Dari Dunia Islam, Apa yang Menarik buat Prabowo?

KABINET Merah Putih Prabowo Subianto-Gibran Rakabuming Raka memasukkan satu numenklatur unik di Kementerian Luar Negeri, yaitu wakil menteri luar negeri (wamenlu) dengan tugas khusus membidangi dunia Islam. Ketua Umum Partai Gelora, Anis Matta, yang ditugasi menjalankan mandat itu. 

Dukungan bagi kemerdekaan Palestina, sebagaimana diungkapkan Prabowo dalam pidato perdananya sebagai Presiden Indonesia, patut diduga menjadi bagian pasti dari penugasan tersebut. Namun, apakah hanya itu?

Apa saja yang menarik bagi Prabowo hingga dia membuat numenklatur wamenlu dengan tugas khusus menangani Dunia Islam? “Saya kira tema utama tetap ekonomi,” kata Direktur Eksekutif The Prakarsa, Ah Maftuchan, Rabu (23/10/2024).

Meskipun, Maftuchan tetap melihat Prabowo serius dengan isi pidatonya soal dukungan bagi kemerdekaan Palestina. Sama seriusnya juga, menurut dia, Anis Matta akan mendapat tugas untuk mempromosikan Islam model Indonesia. 

“Karena sejumlah negara seperti Afghanistan berharap kita bantu dalam proses peralihan ke sistem (poliitk) yang lebih stabil,” cetus Maftuchan.

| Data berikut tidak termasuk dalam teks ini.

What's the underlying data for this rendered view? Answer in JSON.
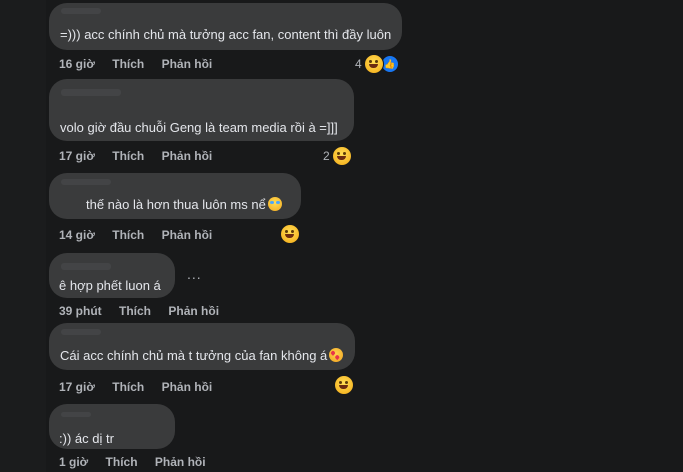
{
  "comments": [
    {
      "text": "=))) acc chính chủ mà tưởng acc fan, content thì đầy luôn",
      "time": "16 giờ",
      "like_label": "Thích",
      "reply_label": "Phản hồi",
      "reaction_count": "4",
      "reactions": [
        "laugh-emoji",
        "like-icon"
      ]
    },
    {
      "text": "volo giờ đầu chuỗi Geng là team media rồi à =]]]",
      "time": "17 giờ",
      "like_label": "Thích",
      "reply_label": "Phản hồi",
      "reaction_count": "2",
      "reactions": [
        "laugh-emoji"
      ]
    },
    {
      "text": "thế nào là hơn thua luôn ms nể",
      "time": "14 giờ",
      "like_label": "Thích",
      "reply_label": "Phản hồi",
      "reaction_count": "",
      "reactions": [
        "laugh-emoji"
      ]
    },
    {
      "text": "ê hợp phết luon á",
      "time": "39 phút",
      "like_label": "Thích",
      "reply_label": "Phản hồi",
      "more_label": "..."
    },
    {
      "text": "Cái acc chính chủ mà t tưởng của fan không á",
      "time": "17 giờ",
      "like_label": "Thích",
      "reply_label": "Phản hồi",
      "reaction_count": "",
      "reactions": [
        "laugh-emoji"
      ]
    },
    {
      "text": ":)) ác dị tr",
      "time": "1 giờ",
      "like_label": "Thích",
      "reply_label": "Phản hồi"
    }
  ],
  "colors": {
    "background": "#18191a",
    "bubble": "#3a3b3c",
    "text": "#e4e6eb",
    "meta": "#b0b3b8",
    "like": "#1877f2"
  }
}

Buktinya, sebut dia, beberapa kali delegasi Afghanistan datang ke Indonesia. Kementerian Luar Negeri menindaklanjuti itu. Pemerintah Indonesia juga mengirim semacam “utusan khusus”, yaitu mantan wakil presiden Jusuf Kalla ke negara tersebut beberapa waktu lalu. 

Terpisah, ekonom senior Institute for Development of Economics and Finance (Indef) Dradjad Hari Wibowo, mengatakan penempatan wamenlu yang khusus membidangi Dunia Islam ini memang patut diduga untuk mempererat kerja sama dengan Dunia Islam, khususnya Timur Tengah dan Turkiye. 

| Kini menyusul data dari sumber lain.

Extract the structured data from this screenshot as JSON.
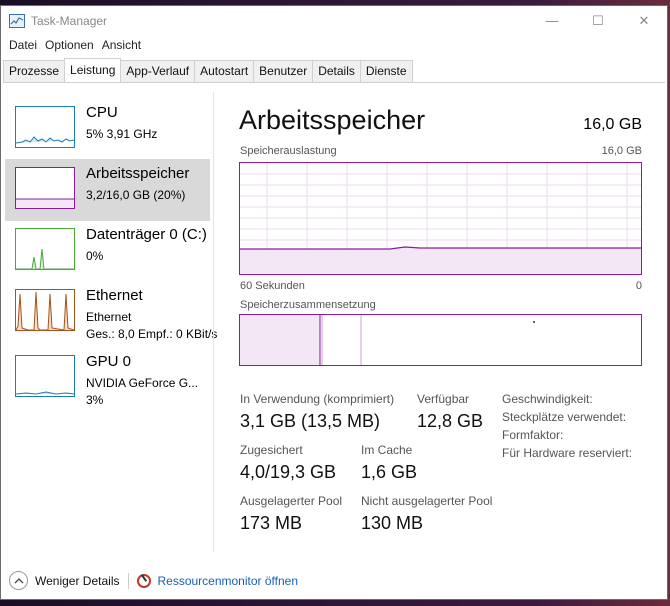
{
  "window": {
    "title": "Task-Manager",
    "minimize_glyph": "—",
    "maximize_glyph": "☐",
    "close_glyph": "✕"
  },
  "menu": [
    "Datei",
    "Optionen",
    "Ansicht"
  ],
  "tabs": [
    "Prozesse",
    "Leistung",
    "App-Verlauf",
    "Autostart",
    "Benutzer",
    "Details",
    "Dienste"
  ],
  "active_tab": "Leistung",
  "sidebar": {
    "cpu": {
      "name": "CPU",
      "line2": "5% 3,91 GHz",
      "color": "#1f7ab8"
    },
    "memory": {
      "name": "Arbeitsspeicher",
      "line2": "3,2/16,0 GB (20%)",
      "color": "#8b1aa0"
    },
    "disk": {
      "name": "Datenträger 0 (C:)",
      "line2": "0%",
      "color": "#4aa83a"
    },
    "ethernet": {
      "name": "Ethernet",
      "line2": "Ethernet",
      "line3": "Ges.: 8,0  Empf.: 0 KBit/s",
      "color": "#a7531b"
    },
    "gpu": {
      "name": "GPU 0",
      "line2": "NVIDIA GeForce G...",
      "line3": "3%",
      "color": "#1f7ab8"
    }
  },
  "main": {
    "title": "Arbeitsspeicher",
    "total": "16,0 GB",
    "usage_label": "Speicherauslastung",
    "usage_max": "16,0 GB",
    "time_left": "60 Sekunden",
    "time_right": "0",
    "composition_label": "Speicherzusammensetzung",
    "usage_fraction": 0.2,
    "stats": {
      "in_use_label": "In Verwendung (komprimiert)",
      "in_use_value": "3,1 GB (13,5 MB)",
      "available_label": "Verfügbar",
      "available_value": "12,8 GB",
      "committed_label": "Zugesichert",
      "committed_value": "4,0/19,3 GB",
      "cached_label": "Im Cache",
      "cached_value": "1,6 GB",
      "paged_label": "Ausgelagerter Pool",
      "paged_value": "173 MB",
      "nonpaged_label": "Nicht ausgelagerter Pool",
      "nonpaged_value": "130 MB"
    },
    "right_labels": [
      "Geschwindigkeit:",
      "Steckplätze verwendet:",
      "Formfaktor:",
      "Für Hardware reserviert:"
    ]
  },
  "footer": {
    "less_details": "Weniger Details",
    "resource_monitor": "Ressourcenmonitor öffnen"
  }
}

“(Ini) akan sangat menguntungkan Indonesia. Dari sisi geopolitik, pertahanan dan keamanan, serta ekonominya sangat besar. Penunjukan ini adalah didasari kepentingan nasional Indonesia,” kata Dradjad yang juga adalah politisi senior Partai Amanat Nasional, Rabu.

Selain itu, lanjut Dradjad, Prabowo secara pribadi juga punya kedekatan emosional dengan Dunia Islam, khususnya Timur Tengah. “Beliau kan pernah tinggal di Yordania dan hingga kini bersahabat erat dengan Raja Abdullah II,” imbuh Dradjad. 

Menarik investasi dari negara-negara Teluk 

Adapun terkait ekonomi, Maftuchan melihat Prabowo saat ini sedang melakukan pelembagaan yang lebih kuat untuk menampung geliat Timur Tengah—representasi dunia Islam—dalam percaturan investasi. 

“Timur Tengah saat ini juga sedang berubah. Mereka ingin menjadi financial hub dan investor aktif di belahan dunia,” kata dia. 

Sebelum ini, lanjut Maftuchan, negara-negara di Kawasan Teluk cenderung menitipkan uang mereka lewat fund management. Ini yang sekarang menurut dia sedang berubah.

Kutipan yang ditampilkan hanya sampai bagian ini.